Christopher Bruce: „Sergeant Early's Dream“ und „Rooster“

oe
Krefeld, 18/01/2004

Nach Krefeld also – nach wieviel Jahren? Es dürften wohl an die fünfzig sein! Nostalgische Erinnerungen kommen hoch: an die Anfänge der Sommerakademie, die dann nach ein paar Jahren nach Köln übersiedelte. Erinnerungen an ihre beiden Gründer: Heinz Laurenzen und Heinrich Wendel, an die unverwüstliche Elisabeth Knütgen, die als Mutter für alle zuständig war, an Victor und Tatjana Gsovsky, an Madame Nora und ... und ... und ... an einen jüngeren oe, der sich stolz in die Brust warf, als er in einem Nobelrestaurant mit Danilova speiste!

Diesmal also Christopher Bruces wegen, der damals gerade an die zehn Jahre alt gewesen sein dürfte und jetzt zu einem seiner raren Deutschland-Besuche in die Seidenstadt gekommen war, um hier zwei seiner Ballette einzustudieren: „Sergeant Early‘s Dream“ (1984) und „Rooster“ (1991). Wenn ich mich recht erinnere, hat er zuvor nur ein einziges Mal in München gearbeitet, lange bevor die Kompanie zum Staatsballett avancierte.

Bruce ist ein Rambert-Produkt, dort an der Schule ausgebildet, dann Tänzer in der Kompanie (mit Tetleys „Pierrot lunaire“ als seiner berühmtesten Rolle), schließlich Juniorchoreograf und dann sogar Direktor. Heute in der ganzen Welt tätig und geschätzt, oft auch in Amerika. Ein Choreograf in vielen Sätteln gerecht, auch in den verschiedensten Ethnien rund um den Erdball. Sein vielleicht berühmtestes Ballett sind die mexikanisch inspirierten „Ghost Dances“. Alle seine Ballette zeichnen sich durch seine überströmende warmherzige Menschlichkeit aus. Mühelos verschmilzt er Klassisches mit den verschiedensten zeitgenössischen Formen, bleibt aber immer ganz nahe am Tanz. Ich sehe ihn als einen ganz und gar Eigenwilligen in der Linie von Jiří Kylián und Nacho Duato.

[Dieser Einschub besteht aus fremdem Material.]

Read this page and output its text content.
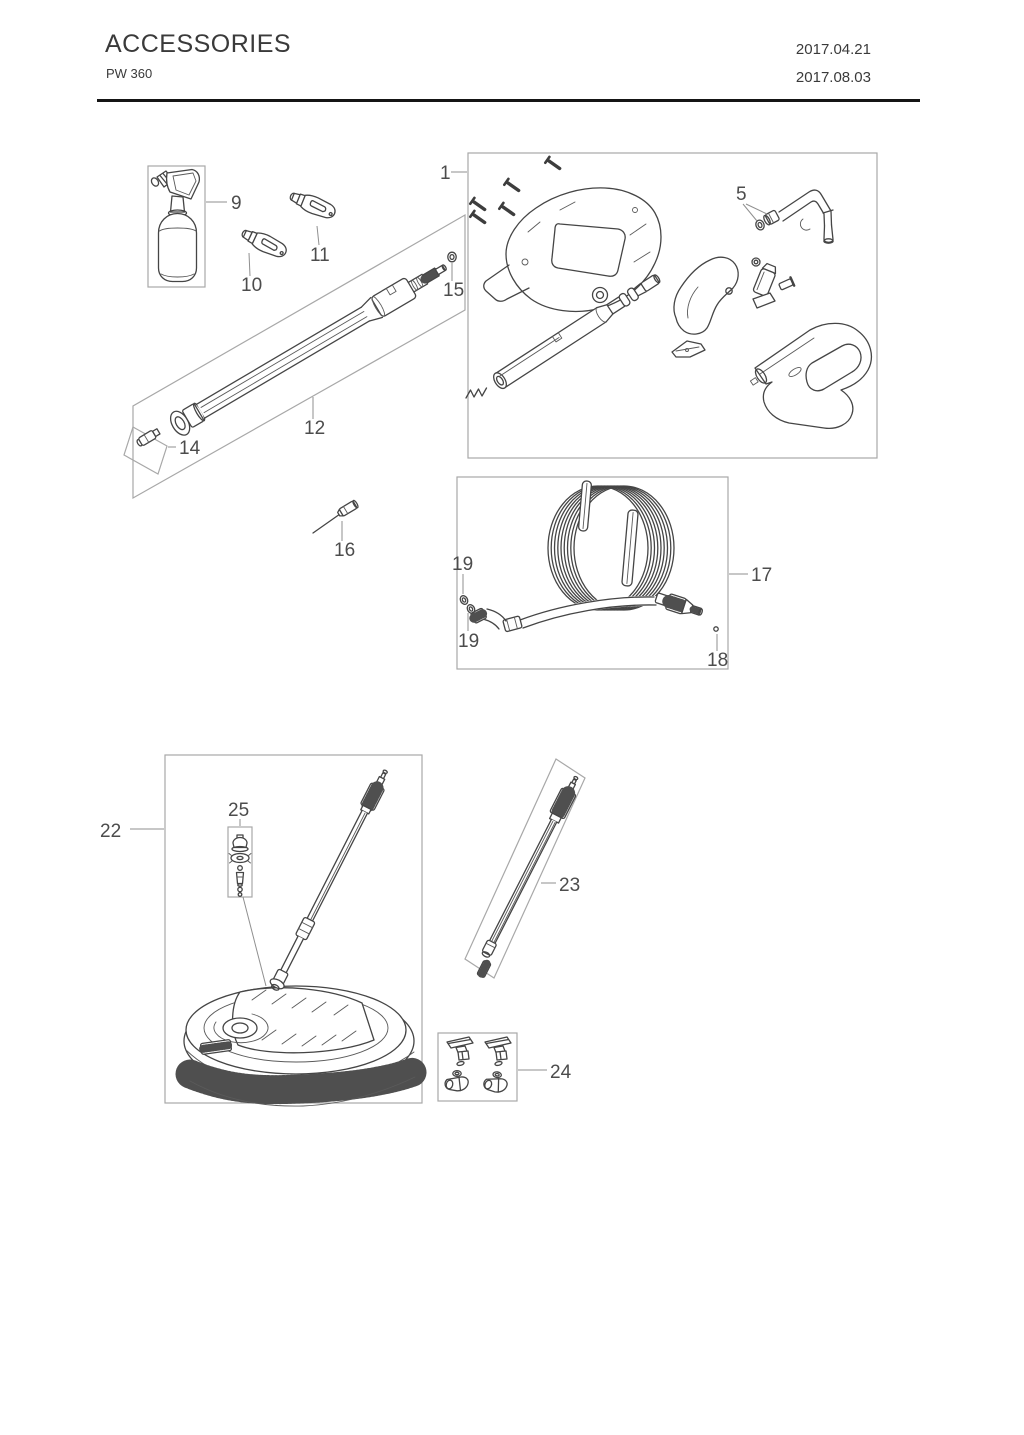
ACCESSORIES
PW 360
2017.04.21
2017.08.03
9
10
11
12
14
15
1
5
16
19
19
17
18
22
25
23
24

Sein „Sergeant Early‘s Dream“ basiert auf irischen, englischen und amerikanischen Volksliedern. Eine Gruppe von fünf Tänzerinnen und vier Tänzern – eine freundschaftlich verbundene Kameraderie, die an einem fernen Meeresstrand (Ausstattung: Walter Nobbe) ihren Heimaterinnerungen nachhängt. Viel Irisches ist dabei, auch schrittmäßig. Begegnungen aller Art, lustige, traurige, Einsamkeiten und Eitelkeiten, Soli und Gruppen, humoristische Neckereien. Alles sehr flüssig und schwungvoll, mit fliegenden Röcken und einer bienenemsigen Blondine. Die sehr individuellen Krefelder Tänzer tanzen das mit ansteckender Gutgelauntheit. Eine wundersam warmherzige Humanität flutet von der Bühne in den vollen Zuschauerraum, animiert das Publikum. Christopher Bruce at his best!

„Rooster“ zu Songs der Rolling Stones liegt mir weniger, kommt aber bei den Zuschauern eher noch besser an – und die jüngeren stoßen Schreie des Entzückens aus. Fünf Tänzerpaare, die hier herumbalzen, jazzambitioniert, sexy, schrill und fetzig, mit synkopierten Hüft- und Beckenschwüngen – eine Stoß- und Hit- und Schleuder-Choreografie. Die Männer gockeln auf Teufel komm raus, aber die Frau nehmen‘s cool und gelassen. Hier können die Tänzer ihrem Affen Zucker geben – und sie tun‘s mit Karacho! Alle haben enormen Spaß – und den hat sicher auch Heidrun Schwaarz als tüchtige Chefin der kleinen aber feinen Truppe, die sich die Hände reiben kann ob ihres Einfalls, den liebenswerten Christopher Bruce nach Krefeld/Mönchengladbach eingeladen zu haben.